The electric car slowly approaches the charging station, and the port flap opens. From this point on, a fully automatic charger for electric cars takes over: the Siemens Autonomous Charging System. A robot that moves in all spatial axes connects to the vehicle’s CCS charging connector in less than a minute and charges the batteries with up to 300 kilowatts of power. After a certain amount of time – which depends on the capacity and state of charge of the batteries and the vehicle’s maximum permissible charging power – the robot breaks the connection and the car can continue on its way fully charged.
Not just for autonomous vehicles
“Automatic charging is especially important for autonomous vehicles; that is, cars that operate without human drivers,” explains Stefan Perras of the Siemens Technology research unit. “How else could they recharge their batteries?

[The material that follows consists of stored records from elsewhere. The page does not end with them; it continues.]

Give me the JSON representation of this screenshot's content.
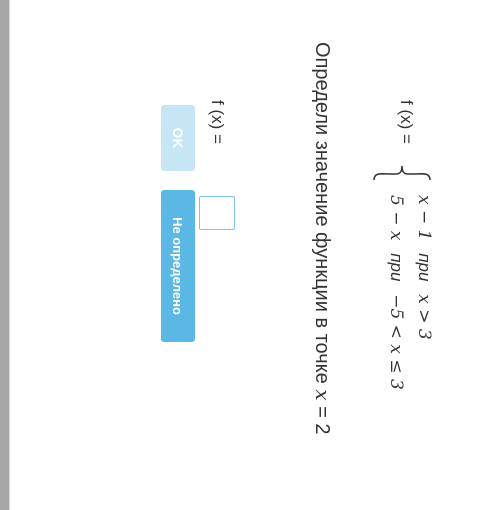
{
  "question": {
    "prefix": "Определи значение функции в точке",
    "variable": "x",
    "equals_value": " = 2"
  },
  "function": {
    "name_label": "f (x) =",
    "pieces": [
      {
        "expression": "x − 1",
        "condition_word": "при",
        "condition": "x > 3"
      },
      {
        "expression": "5 − x",
        "condition_word": "при",
        "condition": "−5 < x ≤ 3"
      }
    ]
  },
  "answer": {
    "label": "f (x) =",
    "value": "",
    "placeholder": ""
  },
  "buttons": {
    "ok_label": "OK",
    "undefined_label": "Не определено"
  },
  "colors": {
    "ok_button_bg": "#c6e6f6",
    "undefined_button_bg": "#5bb7e3",
    "input_border": "#7fc4e8",
    "text": "#333333"
  }
}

Although it’ll still be a few years before we see driverless vehicles in normal road traffic, they’re already standard in demarcated facilities like container port loading areas. We’re also seeing applications for normal electric cars. For example, drivers with physical limitations will find it extremely helpful if they can charge their cars without having to get out of the vehicle. In the coming years, heavy-load transport vehicles will also be increasingly electrified, because the limits imposed by the EU on permissible fleet-wide CO2 emissions will go into effect in 2025. The logistics companies claim that the mandatory 45-minute breaks that drivers have to take every four-and-a-half hours are sufficient to charge the vehicles. However, heavy vehicles need to be charged with a one to three-megawatt charging capacity, and that requires charging cables that are so thick and heavy that people will still need to rely on assistance to use them.”
Speed requires cables
The market will need this enormous charging capacity. For example, inductive charging, in which the car has to stop in a specified area to be charged – which would also be practical for autonomous driving – is often unsuitable for this very reason. Inductive charging is much less efficient and achieves only a fraction of the charging power that’s possible with conductive high-speed charging via cables. The Siemens development team is therefore already working on the next generation of charging robots, which will deliver charging power of one MW.
Determining the position and orientation with artificial intelligence
Connecting a charging cable to the car’s charging port – that is, inserting a straight and accurately positioned plug into the socket – is usually an easy task for humans, but it’s a real challenge for machines. The controller has to be able to recognize the port on the vehicle even in the dark and in rain, snow, or fog. And it needs to be able to determine the port’s exact location. “Depending on the type of vehicle (from sports cars to trucks), the charging ports are installed in different places on the vehicle and at different heights,” Perras explains. “Sometimes they’re also tilted slightly upward. And the vehicles don’t always park at the same distance from the charging station, or they stop at a slight angle. The way that the charging connector has to move in to connect to the port depends on all these factors. To make it work, we use optical sensors and artificial intelligence that we’ve trained to recognize different charging ports in images and to determine their precise position and orientation. We use this data to calculate how the robot needs to move to connect the car to the charger, and the axes are controlled by our Siemens automation technology.”
“The Siemens Autonomous Charging System is especially useful for autonomous vehicles,” says Roland Busch during a tour of the demo facility in Munich. “Autonomous vehicles don’t have a driver inside. Consider a fleet: Who’ll charge all the vehicles? The same is true of a bus, taxi, or truck fleet. A whole lot of teamwork involving experts from different specialties is behind this development: Siemens’ automation technology is supported by the robotic, sensor, and AI expertise along with the charging technology. They all come together to create our autonomous charging station; nothing of its kind is available on the market yet. This is the future of charging infrastructure.”
The development team has already tested the system in real conditions and has entered into a joint venture with EINRIDE, the Swedish truck manufacturer and technology leader in autonomous heavy-load vehicles. EINRIDE is the world’s first manufacturer to obtain a permit to operate this type of vehicle on public roads.
The close-to-production prototype of the Siemens Autonomous Charging System was officially presented to the public at IAA Mobility in Munich in September 2021.